Und auch der Gegenpol zu Günther Anders’ Zivilisationskritik funktioniert nicht recht. Jedenfalls bekomme ich es bei bestem Willen nicht hin, im Fidget Spinner irgendetwas von einer Allianztechnik zu finden, die dem Hoffnungsphilosophen Ernst Bloch vor Augen stand, als er sich über den Umbau der Welt zur Heimat Gedanken machte (Allianztechnik, im Sinne einer natura naturans, eines Natursubjekts, die er übrigens in der Atomkraft realisiert sah …). Der einzige Funke utopischer Perspektive liegt vielleicht im mutmaßlichen Ursprung der Fidget Spinners vergraben: Bereits 1993 ließ Catherine A. Hettinger sich den Handkreisel, wie das Gerät auch genannt wird, als »Spinning Toy« patentieren. Die Chemikerin, die heute als Erfinderin dieses Spielzeugs gilt, litt an Muskelschwäche und kam eher zufällig auf das Gerät, als sie nach Möglichkeiten suchte, mit ihrer Tochter zu spielen. Das Patent ist mittlerweile abgelaufen, an der Erfindung verdienen andere.

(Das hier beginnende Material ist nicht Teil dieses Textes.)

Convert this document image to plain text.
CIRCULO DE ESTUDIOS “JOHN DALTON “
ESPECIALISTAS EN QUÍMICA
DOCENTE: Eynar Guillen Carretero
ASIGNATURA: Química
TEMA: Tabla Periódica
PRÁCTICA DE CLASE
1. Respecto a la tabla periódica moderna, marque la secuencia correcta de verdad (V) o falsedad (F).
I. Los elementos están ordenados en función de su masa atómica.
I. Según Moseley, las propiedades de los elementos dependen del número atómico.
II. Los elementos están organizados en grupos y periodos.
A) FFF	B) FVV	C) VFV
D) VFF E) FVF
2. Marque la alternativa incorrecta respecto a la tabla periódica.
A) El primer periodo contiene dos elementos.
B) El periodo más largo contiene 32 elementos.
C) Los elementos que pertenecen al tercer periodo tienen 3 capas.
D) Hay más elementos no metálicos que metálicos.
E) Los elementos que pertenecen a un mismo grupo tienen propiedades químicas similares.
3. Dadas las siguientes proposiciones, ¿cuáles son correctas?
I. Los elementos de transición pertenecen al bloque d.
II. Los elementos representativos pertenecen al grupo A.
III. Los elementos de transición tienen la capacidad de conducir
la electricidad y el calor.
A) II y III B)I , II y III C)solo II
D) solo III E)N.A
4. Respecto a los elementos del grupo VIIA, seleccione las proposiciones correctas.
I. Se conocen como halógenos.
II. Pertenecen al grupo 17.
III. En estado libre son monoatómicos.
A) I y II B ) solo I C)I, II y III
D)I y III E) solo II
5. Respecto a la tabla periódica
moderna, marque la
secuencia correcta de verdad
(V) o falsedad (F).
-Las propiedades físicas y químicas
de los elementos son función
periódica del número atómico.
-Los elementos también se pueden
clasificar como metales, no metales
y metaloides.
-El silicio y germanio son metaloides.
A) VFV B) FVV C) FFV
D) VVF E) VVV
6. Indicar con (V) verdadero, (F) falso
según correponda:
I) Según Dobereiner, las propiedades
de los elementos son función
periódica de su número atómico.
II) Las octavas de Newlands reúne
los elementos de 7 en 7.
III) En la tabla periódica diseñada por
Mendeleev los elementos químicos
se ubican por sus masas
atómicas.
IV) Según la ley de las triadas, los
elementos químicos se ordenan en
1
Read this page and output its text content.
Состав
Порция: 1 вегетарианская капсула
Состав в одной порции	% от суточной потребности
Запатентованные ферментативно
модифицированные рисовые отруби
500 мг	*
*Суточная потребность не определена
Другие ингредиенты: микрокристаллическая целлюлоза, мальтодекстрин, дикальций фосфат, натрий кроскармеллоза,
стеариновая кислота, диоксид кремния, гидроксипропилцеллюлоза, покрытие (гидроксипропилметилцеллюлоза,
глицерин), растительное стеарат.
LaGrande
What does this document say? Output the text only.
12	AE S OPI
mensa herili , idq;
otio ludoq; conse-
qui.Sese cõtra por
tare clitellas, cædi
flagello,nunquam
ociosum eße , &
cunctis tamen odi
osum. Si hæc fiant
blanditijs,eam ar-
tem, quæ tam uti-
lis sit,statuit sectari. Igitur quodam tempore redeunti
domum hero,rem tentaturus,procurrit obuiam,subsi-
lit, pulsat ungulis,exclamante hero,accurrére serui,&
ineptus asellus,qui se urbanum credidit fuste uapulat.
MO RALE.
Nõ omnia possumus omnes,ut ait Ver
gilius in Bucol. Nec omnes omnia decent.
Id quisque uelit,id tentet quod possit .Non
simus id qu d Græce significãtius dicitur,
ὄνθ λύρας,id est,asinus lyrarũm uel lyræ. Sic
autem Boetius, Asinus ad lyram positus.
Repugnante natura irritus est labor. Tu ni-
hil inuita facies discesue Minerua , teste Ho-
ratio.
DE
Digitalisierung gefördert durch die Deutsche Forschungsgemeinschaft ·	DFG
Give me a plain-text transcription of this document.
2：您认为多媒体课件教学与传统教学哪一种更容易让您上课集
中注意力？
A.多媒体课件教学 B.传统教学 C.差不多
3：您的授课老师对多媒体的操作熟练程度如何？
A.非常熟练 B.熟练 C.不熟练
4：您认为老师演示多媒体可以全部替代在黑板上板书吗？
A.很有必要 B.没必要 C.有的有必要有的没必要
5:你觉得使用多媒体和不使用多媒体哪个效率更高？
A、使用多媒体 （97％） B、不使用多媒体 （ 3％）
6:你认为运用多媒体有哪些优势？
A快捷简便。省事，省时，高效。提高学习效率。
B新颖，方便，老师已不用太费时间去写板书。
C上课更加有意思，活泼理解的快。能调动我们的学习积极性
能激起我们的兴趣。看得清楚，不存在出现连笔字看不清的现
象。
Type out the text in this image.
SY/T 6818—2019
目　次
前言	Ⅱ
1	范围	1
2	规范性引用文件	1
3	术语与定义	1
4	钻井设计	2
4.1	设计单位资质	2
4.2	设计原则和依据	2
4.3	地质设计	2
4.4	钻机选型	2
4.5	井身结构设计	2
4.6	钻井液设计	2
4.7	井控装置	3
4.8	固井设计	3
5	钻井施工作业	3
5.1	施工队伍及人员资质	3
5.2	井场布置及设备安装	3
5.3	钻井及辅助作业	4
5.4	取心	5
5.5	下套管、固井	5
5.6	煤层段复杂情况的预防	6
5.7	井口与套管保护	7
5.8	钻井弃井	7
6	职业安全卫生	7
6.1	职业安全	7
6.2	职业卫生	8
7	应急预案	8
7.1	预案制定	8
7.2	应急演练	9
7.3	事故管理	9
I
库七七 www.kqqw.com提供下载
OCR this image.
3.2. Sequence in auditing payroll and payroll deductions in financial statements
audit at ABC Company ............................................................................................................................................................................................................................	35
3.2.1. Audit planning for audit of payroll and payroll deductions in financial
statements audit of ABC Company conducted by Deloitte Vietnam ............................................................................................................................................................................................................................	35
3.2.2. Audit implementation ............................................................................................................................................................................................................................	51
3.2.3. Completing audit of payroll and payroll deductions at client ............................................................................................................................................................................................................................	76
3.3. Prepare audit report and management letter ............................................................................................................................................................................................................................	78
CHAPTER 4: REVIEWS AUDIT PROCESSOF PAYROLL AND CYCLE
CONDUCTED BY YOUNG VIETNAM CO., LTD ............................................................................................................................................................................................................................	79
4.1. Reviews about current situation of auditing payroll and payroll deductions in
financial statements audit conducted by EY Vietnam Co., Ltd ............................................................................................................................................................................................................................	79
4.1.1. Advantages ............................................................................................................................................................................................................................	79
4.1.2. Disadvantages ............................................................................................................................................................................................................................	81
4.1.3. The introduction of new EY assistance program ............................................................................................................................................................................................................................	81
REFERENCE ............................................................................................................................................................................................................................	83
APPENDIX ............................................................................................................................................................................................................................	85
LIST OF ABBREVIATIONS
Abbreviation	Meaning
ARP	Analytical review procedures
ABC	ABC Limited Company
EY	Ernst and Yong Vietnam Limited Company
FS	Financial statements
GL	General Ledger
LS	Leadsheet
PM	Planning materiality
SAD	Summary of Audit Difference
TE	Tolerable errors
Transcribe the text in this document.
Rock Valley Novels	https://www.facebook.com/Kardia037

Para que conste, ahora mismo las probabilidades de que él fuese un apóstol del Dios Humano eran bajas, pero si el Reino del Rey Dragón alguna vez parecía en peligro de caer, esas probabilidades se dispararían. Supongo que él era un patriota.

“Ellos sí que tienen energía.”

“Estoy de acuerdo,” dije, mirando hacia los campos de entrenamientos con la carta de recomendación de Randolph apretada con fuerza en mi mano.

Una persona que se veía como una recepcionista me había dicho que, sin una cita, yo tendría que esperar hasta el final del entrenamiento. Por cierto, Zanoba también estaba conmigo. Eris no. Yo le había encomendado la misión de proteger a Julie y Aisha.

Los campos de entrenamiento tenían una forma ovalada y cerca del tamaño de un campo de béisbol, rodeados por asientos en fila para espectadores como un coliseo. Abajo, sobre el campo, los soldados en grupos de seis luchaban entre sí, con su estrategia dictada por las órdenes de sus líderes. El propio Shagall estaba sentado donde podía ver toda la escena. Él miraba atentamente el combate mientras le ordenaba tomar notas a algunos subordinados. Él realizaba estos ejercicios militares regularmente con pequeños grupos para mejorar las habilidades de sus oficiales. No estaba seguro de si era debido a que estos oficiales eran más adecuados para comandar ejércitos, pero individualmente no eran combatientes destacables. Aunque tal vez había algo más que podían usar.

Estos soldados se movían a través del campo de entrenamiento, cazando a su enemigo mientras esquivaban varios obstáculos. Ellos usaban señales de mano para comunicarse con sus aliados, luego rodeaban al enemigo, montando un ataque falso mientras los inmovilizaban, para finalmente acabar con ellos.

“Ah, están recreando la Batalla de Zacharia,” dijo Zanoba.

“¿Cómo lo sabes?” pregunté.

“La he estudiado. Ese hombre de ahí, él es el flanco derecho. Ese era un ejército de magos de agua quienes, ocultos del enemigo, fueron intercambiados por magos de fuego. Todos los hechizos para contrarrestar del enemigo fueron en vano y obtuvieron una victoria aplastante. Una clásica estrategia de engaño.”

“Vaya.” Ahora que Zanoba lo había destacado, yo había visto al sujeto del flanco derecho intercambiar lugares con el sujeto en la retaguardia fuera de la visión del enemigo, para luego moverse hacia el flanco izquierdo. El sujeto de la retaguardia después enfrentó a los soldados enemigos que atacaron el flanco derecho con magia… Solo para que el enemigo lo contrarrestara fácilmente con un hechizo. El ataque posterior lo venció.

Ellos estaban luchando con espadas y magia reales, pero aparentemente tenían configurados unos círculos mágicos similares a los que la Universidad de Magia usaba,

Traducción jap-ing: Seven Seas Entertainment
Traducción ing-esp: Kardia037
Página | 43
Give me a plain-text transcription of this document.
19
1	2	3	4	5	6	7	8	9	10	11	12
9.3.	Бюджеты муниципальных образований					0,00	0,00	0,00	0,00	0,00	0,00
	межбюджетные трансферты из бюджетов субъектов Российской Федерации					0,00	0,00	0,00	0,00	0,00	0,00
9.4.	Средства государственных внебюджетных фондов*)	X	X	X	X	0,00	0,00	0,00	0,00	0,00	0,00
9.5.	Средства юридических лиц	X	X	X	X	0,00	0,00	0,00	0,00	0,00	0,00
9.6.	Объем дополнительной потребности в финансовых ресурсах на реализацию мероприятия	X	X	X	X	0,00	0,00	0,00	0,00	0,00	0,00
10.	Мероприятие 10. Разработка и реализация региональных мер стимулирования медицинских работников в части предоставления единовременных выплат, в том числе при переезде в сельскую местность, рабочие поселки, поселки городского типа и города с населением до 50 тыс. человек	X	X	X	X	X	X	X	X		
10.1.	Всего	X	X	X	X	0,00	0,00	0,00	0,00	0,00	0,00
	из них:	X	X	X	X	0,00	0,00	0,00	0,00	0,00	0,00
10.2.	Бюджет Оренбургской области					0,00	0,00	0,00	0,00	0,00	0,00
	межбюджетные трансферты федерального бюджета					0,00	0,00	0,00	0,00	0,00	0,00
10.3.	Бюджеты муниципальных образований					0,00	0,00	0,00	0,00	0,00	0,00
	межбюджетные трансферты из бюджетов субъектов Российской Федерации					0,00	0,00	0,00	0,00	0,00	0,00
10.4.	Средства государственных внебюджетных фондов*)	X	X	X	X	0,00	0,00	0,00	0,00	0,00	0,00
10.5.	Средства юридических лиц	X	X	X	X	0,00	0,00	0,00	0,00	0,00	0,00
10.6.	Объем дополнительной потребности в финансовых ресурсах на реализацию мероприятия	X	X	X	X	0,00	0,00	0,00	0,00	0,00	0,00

Ist der große Hype um die Fidget Spinners (und es gibt ja noch mehr Fidget-Geräte wie etwa Fidget Cubes) ein plakativer Hinweis darauf, dass die Depression als Signatur des Zeitalters nun doch wieder von der Nervosität abgelöst wird? Gerade wenn die Fidget Spinners ihre ablenkende, beruhigende, kompensierende Wirkung darin haben, dass sie das Denken, den Geist, das Bewusstsein gänzlich abzuschalten erlauben, ist vielleicht für die Charakteristik eines neurotischen Zeitalters hervorzuheben, inwiefern nervöse Leiden eben auch dadurch gekennzeichnet sind, dass physische Spannungen nicht ins Psychische gelangen und eben gleichsam in den Nerven steckenbleiben. Für die nervöse Hand heißt das: weiter am mechanischen Zappelphilipp drehen, und zwar so lange, bis auch diese Gadgets aus der Mode sind und auf dem Müllhaufen der kulturindustriellen Massenproduktion landen.